Lack of knowledge concerning the primary factors of evolution undoubtedly makes the stand of the skeptic a safe one at the present time. Critical doubt is certainly more conducive to real progress than the enthusiastic speculation of the preceding decades. At the same time the evidence reviewed here has a bearing on this problem.

Bateson's criterion of specific differences is largely based upon the production of sterile offspring. The conditions laid down are such that they are very difficult of fulfilment. He says: "The production of an indubitably sterile hybrid from completely fertile parents, which have arisen under critical observation from a common origin; this is the event for which we wait." If such an individual arose in one generation in a bisexual organism, it would by definition be incapable of continued reproduction and would be lost. In hermaphroditic organisms it would ordinarily not be crossed back with the parental race and would not be discovered.

There is no evidence that complete intergroup sterility arises suddenly; nor should it be expected. Sexual incompatibility is the final criterion of germinal differentiation whether or not this is preceded by sterility of the offspring. The preliminary results obtained by Plough with Drosophila which show reduced fertility in outcrossing as compared to matings within the strain indicate a tendency in the direction of intergroup sterility. The individuals differing in chromosome number from their parents, obtained in experimental cultures by different investigators, also give an indication of specific differences. The tetraploid Datura, obtained by Blakeslee, which is almost completely sterile with its diploid parent and the Raphanus-Brassica hybrids of Karpechenko come the nearest to meeting the requirements of complete physiological isolation of a new form from its parental stock of any evidence obtained up to the present time and show the undoubted importance of chromosome rearrangements in the separation of species.

But it is evident that chromosome aberration is not the primary reason for the beginning of incompatibility. It may be one of the results, rather than the cause, of some change that leads to incompatibility. Certain it is, that intergroup sterility has arisen in many organisms in which no chromosome variation has taken place. The central problem is to find out the nature of those changes which have been the starting-point for the separation of different groups.
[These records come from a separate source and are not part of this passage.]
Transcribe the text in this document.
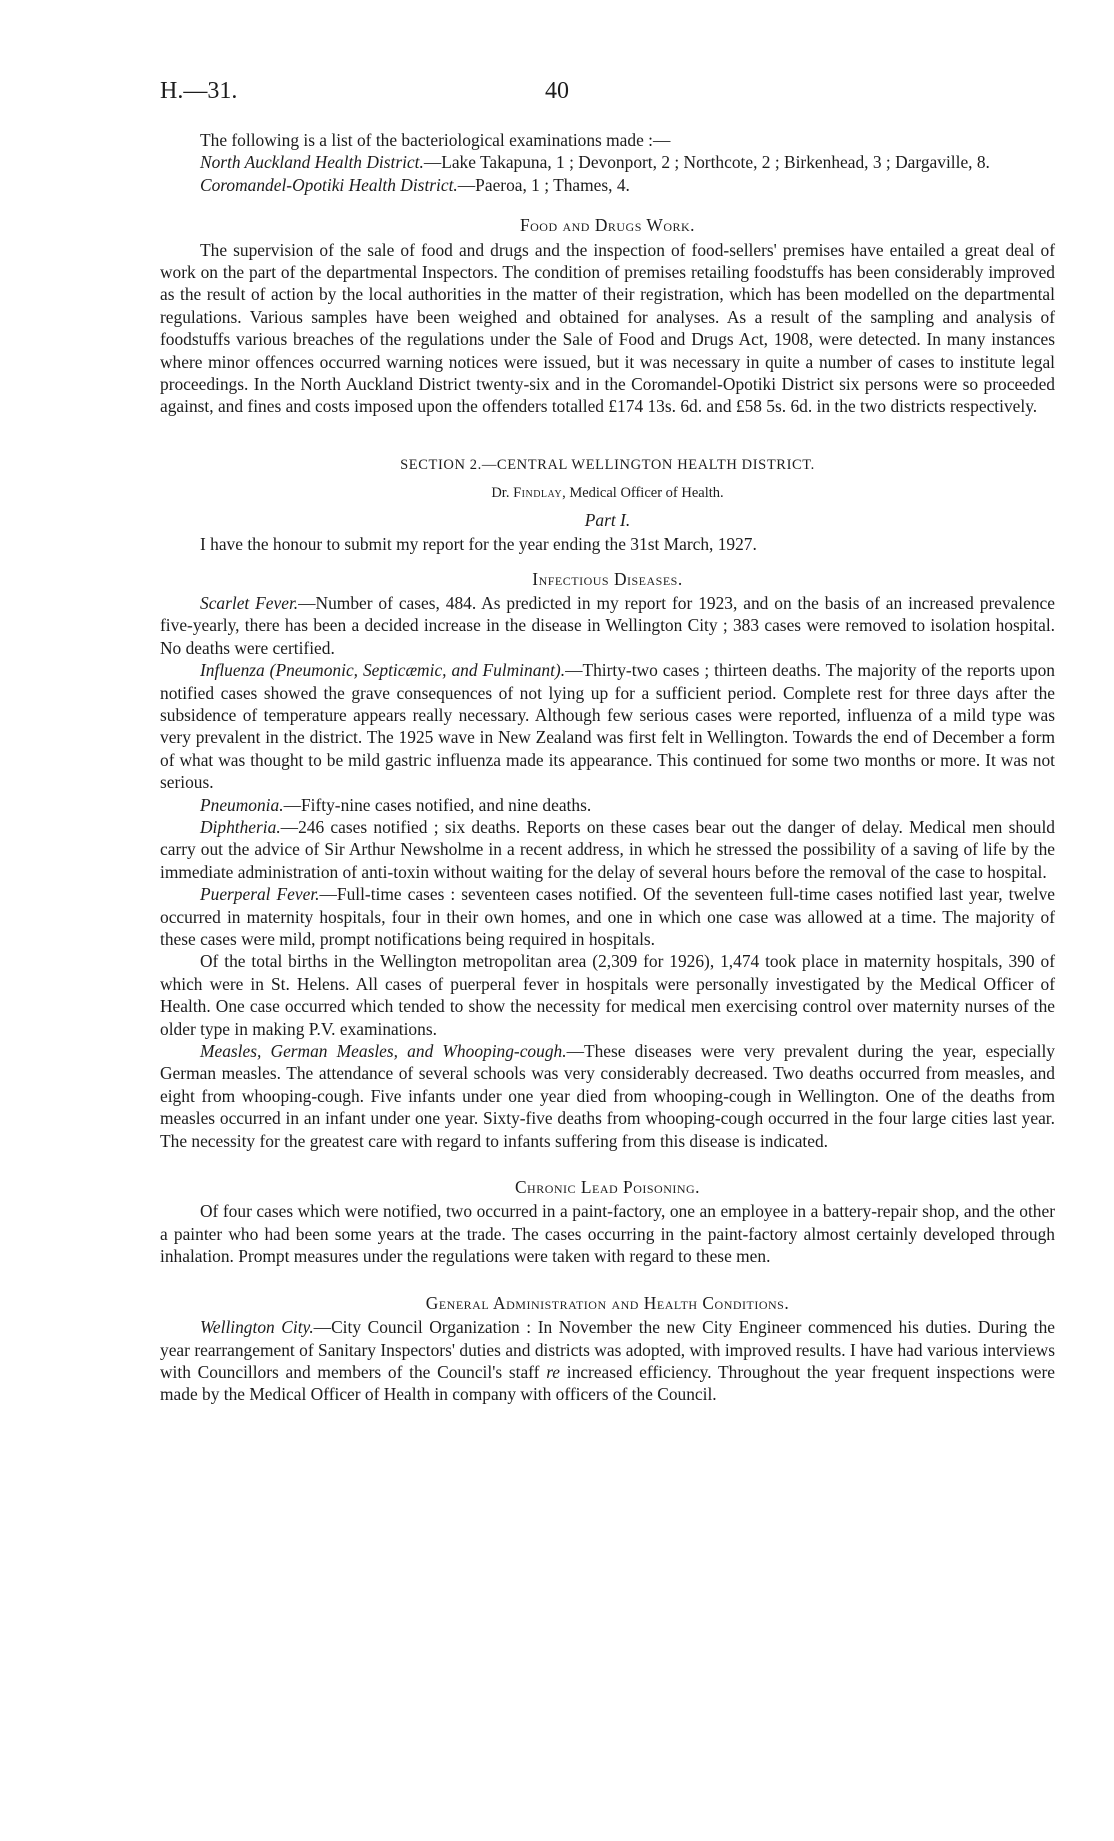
H.—31.	40

The following is a list of the bacteriological examinations made :—

North Auckland Health District.—Lake Takapuna, 1 ; Devonport, 2 ; Northcote, 2 ; Birkenhead, 3 ; Dargaville, 8.

Coromandel-Opotiki Health District.—Paeroa, 1 ; Thames, 4.

Food and Drugs Work.

The supervision of the sale of food and drugs and the inspection of food-sellers' premises have entailed a great deal of work on the part of the departmental Inspectors. The condition of premises retailing foodstuffs has been considerably improved as the result of action by the local authorities in the matter of their registration, which has been modelled on the departmental regulations. Various samples have been weighed and obtained for analyses. As a result of the sampling and analysis of foodstuffs various breaches of the regulations under the Sale of Food and Drugs Act, 1908, were detected. In many instances where minor offences occurred warning notices were issued, but it was necessary in quite a number of cases to institute legal proceedings. In the North Auckland District twenty-six and in the Coromandel-Opotiki District six persons were so proceeded against, and fines and costs imposed upon the offenders totalled £174 13s. 6d. and £58 5s. 6d. in the two districts respectively.

SECTION 2.—CENTRAL WELLINGTON HEALTH DISTRICT.
Dr. Findlay, Medical Officer of Health.
Part I.

I have the honour to submit my report for the year ending the 31st March, 1927.

Infectious Diseases.

Scarlet Fever.—Number of cases, 484. As predicted in my report for 1923, and on the basis of an increased prevalence five-yearly, there has been a decided increase in the disease in Wellington City ; 383 cases were removed to isolation hospital. No deaths were certified.

Influenza (Pneumonic, Septicæmic, and Fulminant).—Thirty-two cases ; thirteen deaths. The majority of the reports upon notified cases showed the grave consequences of not lying up for a sufficient period. Complete rest for three days after the subsidence of temperature appears really necessary. Although few serious cases were reported, influenza of a mild type was very prevalent in the district. The 1925 wave in New Zealand was first felt in Wellington. Towards the end of December a form of what was thought to be mild gastric influenza made its appearance. This continued for some two months or more. It was not serious.

Pneumonia.—Fifty-nine cases notified, and nine deaths.

Diphtheria.—246 cases notified ; six deaths. Reports on these cases bear out the danger of delay. Medical men should carry out the advice of Sir Arthur Newsholme in a recent address, in which he stressed the possibility of a saving of life by the immediate administration of anti-toxin without waiting for the delay of several hours before the removal of the case to hospital.

Puerperal Fever.—Full-time cases : seventeen cases notified. Of the seventeen full-time cases notified last year, twelve occurred in maternity hospitals, four in their own homes, and one in which one case was allowed at a time. The majority of these cases were mild, prompt notifications being required in hospitals.

Of the total births in the Wellington metropolitan area (2,309 for 1926), 1,474 took place in maternity hospitals, 390 of which were in St. Helens. All cases of puerperal fever in hospitals were personally investigated by the Medical Officer of Health. One case occurred which tended to show the necessity for medical men exercising control over maternity nurses of the older type in making P.V. examinations.

Measles, German Measles, and Whooping-cough.—These diseases were very prevalent during the year, especially German measles. The attendance of several schools was very considerably decreased. Two deaths occurred from measles, and eight from whooping-cough. Five infants under one year died from whooping-cough in Wellington. One of the deaths from measles occurred in an infant under one year. Sixty-five deaths from whooping-cough occurred in the four large cities last year. The necessity for the greatest care with regard to infants suffering from this disease is indicated.

Chronic Lead Poisoning.

Of four cases which were notified, two occurred in a paint-factory, one an employee in a battery-repair shop, and the other a painter who had been some years at the trade. The cases occurring in the paint-factory almost certainly developed through inhalation. Prompt measures under the regulations were taken with regard to these men.

General Administration and Health Conditions.

Wellington City.—City Council Organization : In November the new City Engineer commenced his duties. During the year rearrangement of Sanitary Inspectors' duties and districts was adopted, with improved results. I have had various interviews with Councillors and members of the Council's staff re increased efficiency. Throughout the year frequent inspections were made by the Medical Officer of Health in company with officers of the Council.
It has been shown conclusively in several widely separated species of plants that fertilization takes place less readily when the gametes come from unlike forms than when homogeneous unions are made. The discrimination becomes more pronounced as the germinal differences of the uniting individuals become greater. There is here exhibited the working of a tendency which acts to set individuals apart. This manifestation of physiological isolation in plants is paralleled in the assortative mating of animals from the lowest to the highest, and the physiological and morphological variations involved in this discrimination are accompanied by physiological differences that make cross-fertilization more and more difficult. When carried far enough, there is created an impassable physiological barrier separating different groups.

The differences shown by the separating groups are the usual qualitative and quantitative characters, as far as can be judged, which have been described in terms of "Mendelian units." The factors directly concerned in the differential pollen-tube growth in plants may be of an entirely different nature from those hereditary units that make the visible differences, but there is some evidence that this is not the case; and whatever these factors are they are transferable. Nothing is known as to how they originate, and very little as to how they act. They merit the closest study, since we have exhibited in these factors something that seems to be concerned with the physiological differences that separate species. Individual members of species, which were once sexually compatible, are now diverse in form and behavior and show a marked tendency toward sexual incompatibility. The fact that there is a condition of measurable physiological isolation is reason to suppose that the accumulation of characters of the same order will culminate in different groups being clearly set apart.